Metastasis is also a critical factor leading to a remarkably low survival rate. Therefore, finding reliable metastasis biomarkers is essential for cancer management. Plasma hypermethylated GRIA4 has been considered a diagnostic target for non-invasive detection of metastasis (Lukacova et al.). On the other hand, tissue hypomethylated and overexpressed importin 5 (IPO5), upregulated hsa-miR-200, hsa-miR-135b-3p, and -5p, and also downregulated hsa-miR-548 were potential epigenetic biomarkers for colorectal cancer liver metastases (CRCLMs) (Horak et al.). Deregulated genes related to PI3K/AKT and WNT signaling pathways are potential biomarkers associated with CRCLMs. To differentiate Synchronous metastatic CRC (SmCRC) from Metachronous metastatic CRC (MmCRC) epigenetic modifications such as deregulated has-miR-1269-3p and hsa-miR-625-3p may be helpful (Horak et al.). The higher mutation burden in MmCRC and the significantly downregulated SMOC2 and PPP1R9A genes in SmCRC are other markers to distinguish SmCRC from MmCRC (Horak et al.).

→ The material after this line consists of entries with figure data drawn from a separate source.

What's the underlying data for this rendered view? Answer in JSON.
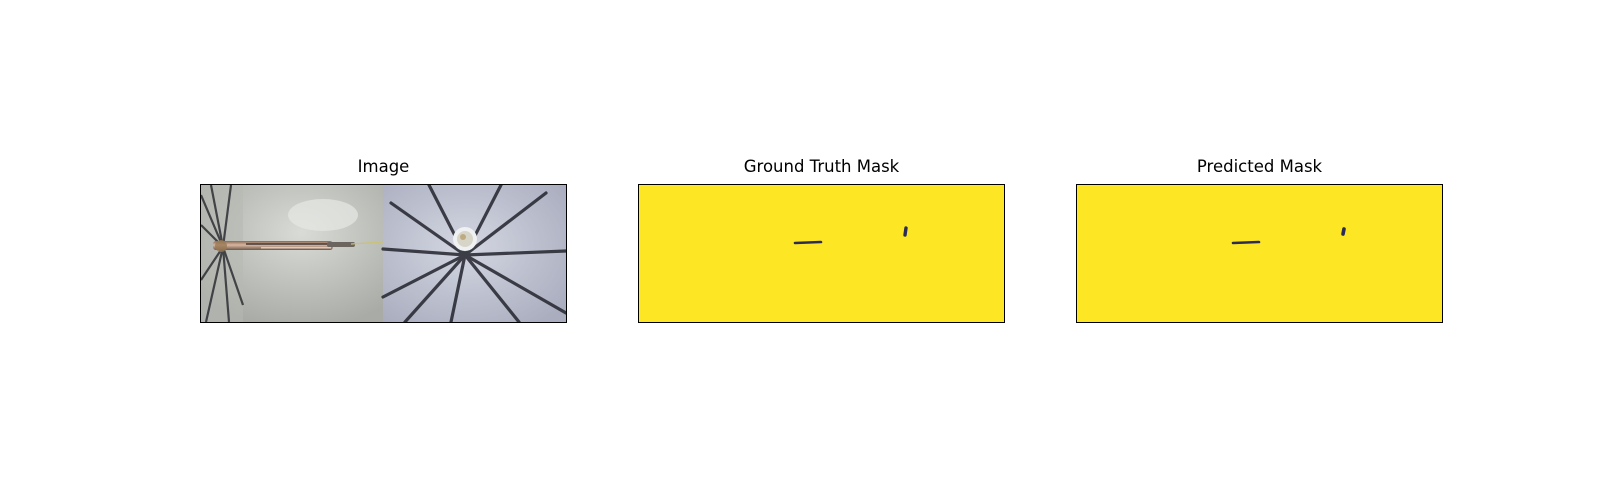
{
  "figure": {
    "panels": [
      {
        "title": "Image",
        "kind": "photograph"
      },
      {
        "title": "Ground Truth Mask",
        "kind": "binary-mask"
      },
      {
        "title": "Predicted Mask",
        "kind": "binary-mask"
      }
    ],
    "colors": {
      "mask_background": "#fde724",
      "mask_foreground": "#2b2b55",
      "frame_border": "#000000"
    }
  }
}
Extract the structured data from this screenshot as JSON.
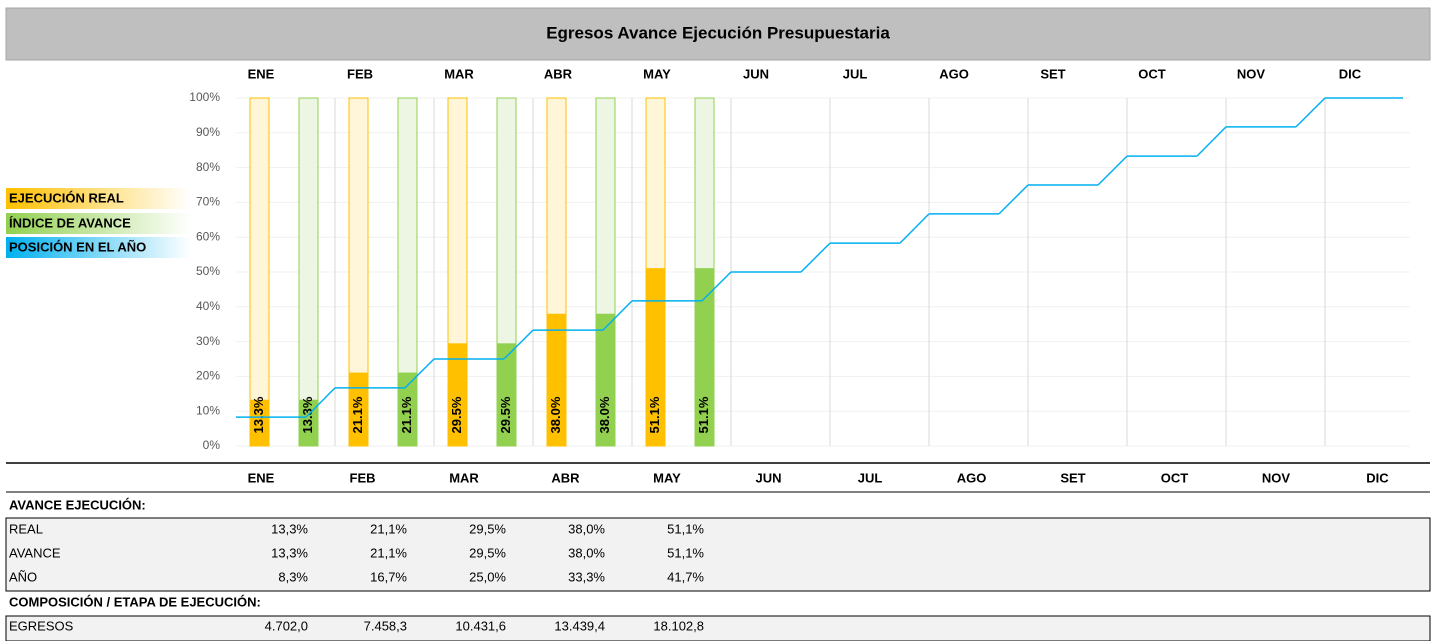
{
  "chart_data": {
    "type": "bar",
    "title": "Egresos Avance Ejecución Presupuestaria",
    "categories": [
      "ENE",
      "FEB",
      "MAR",
      "ABR",
      "MAY",
      "JUN",
      "JUL",
      "AGO",
      "SET",
      "OCT",
      "NOV",
      "DIC"
    ],
    "series": [
      {
        "name": "EJECUCIÓN REAL",
        "type": "bar",
        "color": "#ffc000",
        "values": [
          13.3,
          21.1,
          29.5,
          38.0,
          51.1,
          null,
          null,
          null,
          null,
          null,
          null,
          null
        ],
        "value_labels": [
          "13.3%",
          "21.1%",
          "29.5%",
          "38.0%",
          "51.1%",
          null,
          null,
          null,
          null,
          null,
          null,
          null
        ]
      },
      {
        "name": "ÍNDICE DE AVANCE",
        "type": "bar",
        "color": "#92d050",
        "values": [
          13.3,
          21.1,
          29.5,
          38.0,
          51.1,
          null,
          null,
          null,
          null,
          null,
          null,
          null
        ],
        "value_labels": [
          "13.3%",
          "21.1%",
          "29.5%",
          "38.0%",
          "51.1%",
          null,
          null,
          null,
          null,
          null,
          null,
          null
        ]
      },
      {
        "name": "POSICIÓN EN EL AÑO",
        "type": "line",
        "color": "#00b0f0",
        "values": [
          8.3,
          16.7,
          25.0,
          33.3,
          41.7,
          50.0,
          58.3,
          66.7,
          75.0,
          83.3,
          91.7,
          100.0
        ]
      }
    ],
    "ylim": [
      0,
      100
    ],
    "yticks": [
      {
        "value": 0,
        "label": "0%"
      },
      {
        "value": 10,
        "label": "10%"
      },
      {
        "value": 20,
        "label": "20%"
      },
      {
        "value": 30,
        "label": "30%"
      },
      {
        "value": 40,
        "label": "40%"
      },
      {
        "value": 50,
        "label": "50%"
      },
      {
        "value": 60,
        "label": "60%"
      },
      {
        "value": 70,
        "label": "70%"
      },
      {
        "value": 80,
        "label": "80%"
      },
      {
        "value": 90,
        "label": "90%"
      },
      {
        "value": 100,
        "label": "100%"
      }
    ],
    "grid": true
  },
  "table": {
    "sections": [
      {
        "title": "AVANCE EJECUCIÓN:",
        "rows": [
          {
            "label": "REAL",
            "values": [
              "13,3%",
              "21,1%",
              "29,5%",
              "38,0%",
              "51,1%"
            ]
          },
          {
            "label": "AVANCE",
            "values": [
              "13,3%",
              "21,1%",
              "29,5%",
              "38,0%",
              "51,1%"
            ]
          },
          {
            "label": "AÑO",
            "values": [
              "8,3%",
              "16,7%",
              "25,0%",
              "33,3%",
              "41,7%"
            ]
          }
        ]
      },
      {
        "title": "COMPOSICIÓN / ETAPA DE EJECUCIÓN:",
        "rows": [
          {
            "label": "EGRESOS",
            "values": [
              "4.702,0",
              "7.458,3",
              "10.431,6",
              "13.439,4",
              "18.102,8"
            ]
          }
        ]
      }
    ]
  }
}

Predicting tumor prognosis and drug response is particularly important for treatment planning and patient management. A novel risk model signature was constructed based on three genes of m5C regulator-mediated RNA methylation modification, including NOP2/Sun RNA methyltransferase 4 (NSUN4), NSUN7, and DNA methyltransferase 1 (DNMT1) (Zhang et al.). The prediction of prognosis and response to immunotherapy in rectal cancer patients is applicable using this novel signature. SPP1-CD44 and ALCAM-CD6 are two other immunological biomarkers of poor prognosis in rectal CRC (rCRC) patients (Jie et al.).

It could be concluded that epigenomic alterations in tumor cells are precise and promising predictors of the outcome of CRC patients. In addition, combination therapy with epigenetic drugs can achieve epigenetic changes to truly improve the efficacy response of cancer patients to targeted therapy which is applicable using novel biomarker signatures.